Wer jetzt noch Lust auf das zweite, aktuelle Stück von Sussebach verspürt, sollte es ebenfalls lesen. Und vielleicht auch mal mit dem ersten vergleichen. Und überlegen, wieviel Aufwand ein Autor treiben muss, der einst an die Kandarre genommen wurde, um am Ende einen so uninteressanten Menschen wie Oliver Kahn zu porträtieren. Und was unterm Strich herauskommt. "Aber die Leere, die dann kommt, die muss ich aushalten lernen.", hatte der Torwart über die Zeit nach dem Ende seiner Karriere gesagt. Zapperlot, wie tief.

1 Kommentar:

Anonym hat gesagt…

Super Beitrag.

Das Gesagte gilt in verschärfter Form noch für den gebührenfinanzierten Rundfunk.
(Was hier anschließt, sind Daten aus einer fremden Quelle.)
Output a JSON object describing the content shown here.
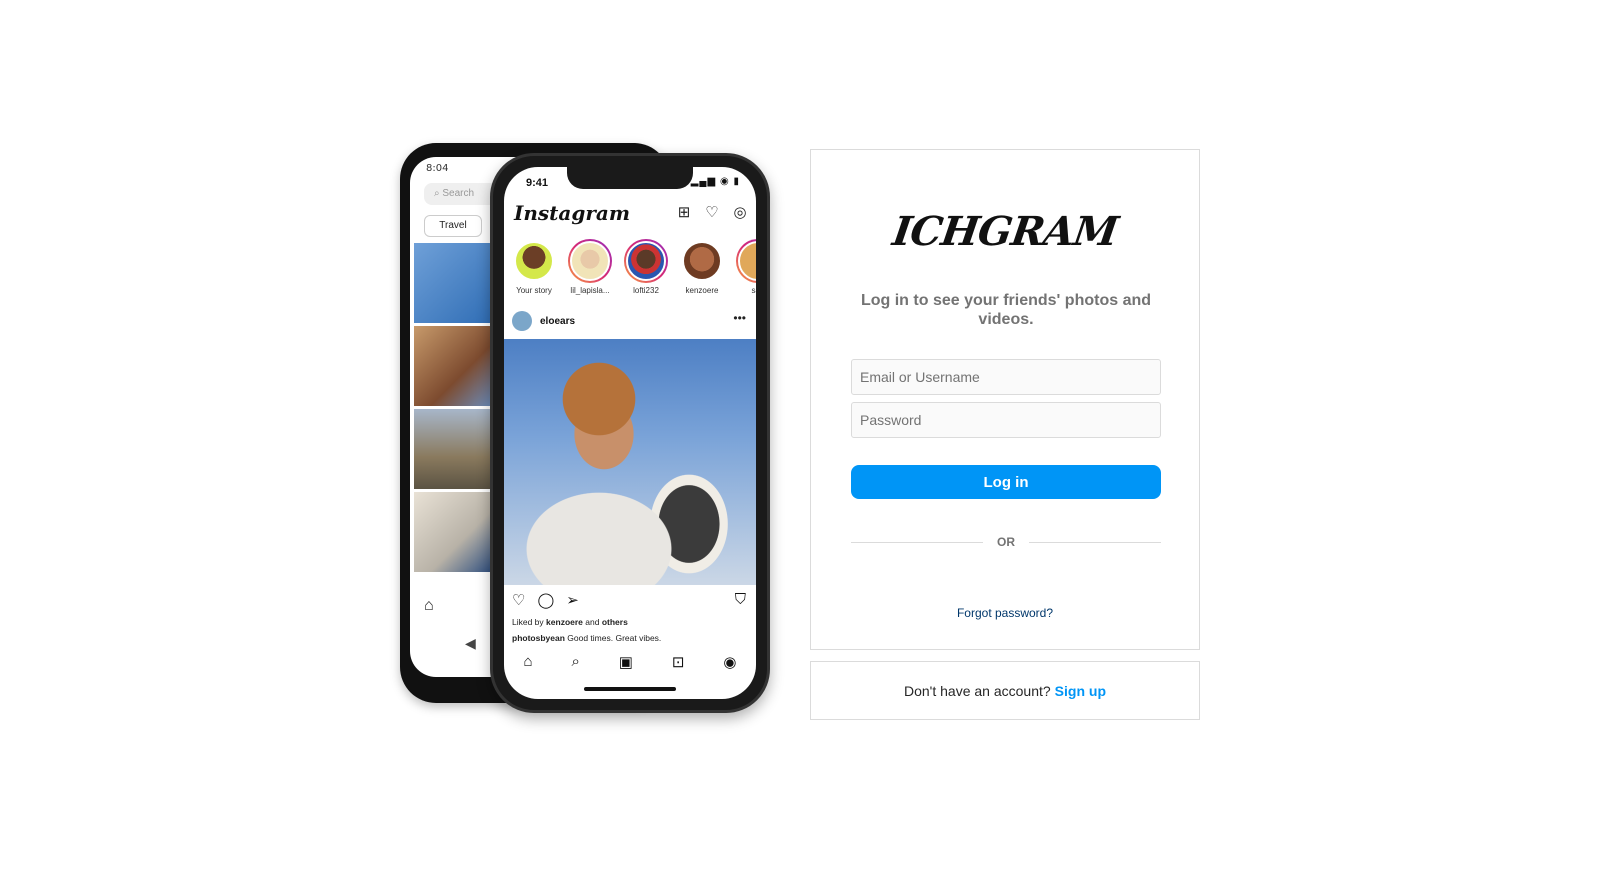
{
  "back_phone": {
    "time": "8:04",
    "search_placeholder": "Search",
    "chip": "Travel"
  },
  "front_phone": {
    "time": "9:41",
    "logo": "Instagram",
    "stories": [
      {
        "label": "Your story"
      },
      {
        "label": "lil_lapisla..."
      },
      {
        "label": "lofti232"
      },
      {
        "label": "kenzoere"
      },
      {
        "label": "sap"
      }
    ],
    "post_user": "eloears",
    "liked_prefix": "Liked by",
    "liked_user": "kenzoere",
    "liked_and": "and",
    "liked_others": "others",
    "caption_user": "photosbyean",
    "caption_text": "Good times. Great vibes."
  },
  "login": {
    "brand": "ICHGRAM",
    "tagline": "Log in to see your friends' photos and videos.",
    "email_placeholder": "Email or Username",
    "password_placeholder": "Password",
    "login_label": "Log in",
    "or_label": "OR",
    "forgot_label": "Forgot password?"
  },
  "signup": {
    "prompt": "Don't have an account?",
    "link": "Sign up"
  },
  "colors": {
    "accent": "#0095f6",
    "border": "#dbdbdb",
    "muted_text": "#737373",
    "link_dark": "#00376b"
  }
}
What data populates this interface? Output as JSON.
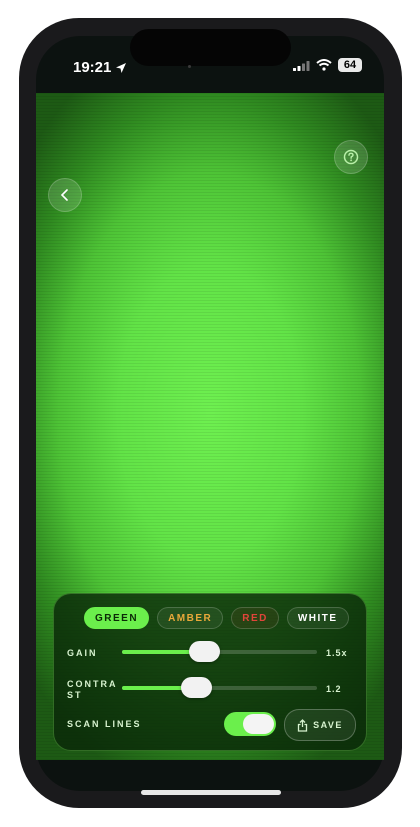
{
  "status_bar": {
    "time": "19:21",
    "battery": "64",
    "icons": [
      "location-arrow-icon",
      "cellular-signal-icon",
      "wifi-icon",
      "battery-icon"
    ]
  },
  "header": {
    "back_icon": "chevron-left-icon",
    "help_icon": "question-circle-icon"
  },
  "colors": {
    "accent": "#6bef4c",
    "amber": "#e9a83a",
    "red": "#e0453a",
    "white": "#ffffff",
    "panel_bg": "#0a2808"
  },
  "color_modes": [
    {
      "label": "GREEN",
      "color": "#0b2a06",
      "active": true
    },
    {
      "label": "AMBER",
      "color": "#e9a83a",
      "active": false
    },
    {
      "label": "RED",
      "color": "#e0453a",
      "active": false
    },
    {
      "label": "WHITE",
      "color": "#ffffff",
      "active": false
    }
  ],
  "controls": {
    "gain": {
      "label": "GAIN",
      "value_text": "1.5x",
      "level": 0.42
    },
    "contrast": {
      "label": "CONTRA\nST",
      "value_text": "1.2",
      "level": 0.38
    },
    "scan_lines": {
      "label": "SCAN LINES",
      "enabled": true
    }
  },
  "save": {
    "label": "SAVE",
    "icon": "share-icon"
  }
}
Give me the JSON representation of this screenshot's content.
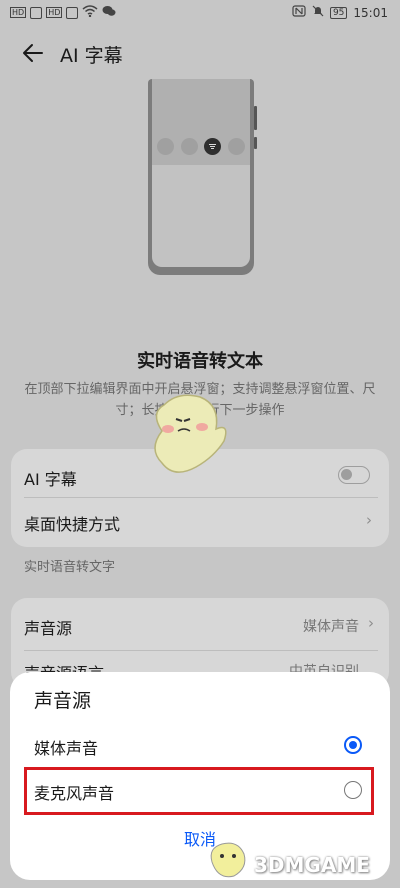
{
  "status_bar": {
    "left_glyphs": [
      "HD",
      "5G",
      "HD",
      "5G"
    ],
    "battery": "95",
    "time": "15:01"
  },
  "header": {
    "title": "AI 字幕"
  },
  "intro": {
    "title": "实时语音转文本",
    "description": "在顶部下拉编辑界面中开启悬浮窗；支持调整悬浮窗位置、尺寸；长按文本进行下一步操作"
  },
  "group1": {
    "items": [
      {
        "label": "AI 字幕",
        "control": "toggle",
        "toggle_on": false
      },
      {
        "label": "桌面快捷方式",
        "control": "chevron"
      }
    ]
  },
  "group2": {
    "header": "实时语音转文字",
    "items": [
      {
        "label": "声音源",
        "value": "媒体声音"
      },
      {
        "label": "声音源语言",
        "value": "中英自识别"
      }
    ]
  },
  "sheet": {
    "title": "声音源",
    "options": [
      {
        "label": "媒体声音",
        "selected": true
      },
      {
        "label": "麦克风声音",
        "selected": false
      }
    ],
    "cancel_label": "取消"
  },
  "watermark": {
    "text": "3DMGAME"
  },
  "colors": {
    "accent": "#0a59f7",
    "highlight_border": "#d8191f",
    "overlay_background": "#c6c6c6"
  }
}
Gerade die Fußballberichterstattung im Fernsehen ist kaum noch zu ertragen, weil die Sportjournalisten ihre Aufgabe nicht in einer distanzierten und fachlich fundierten Berichterstattung sehen. Man hat meist das Gefühl, der Interviewer würde das Gespräch am liebsten direkt aus dem Enddarm des interviewten Fußballers führen.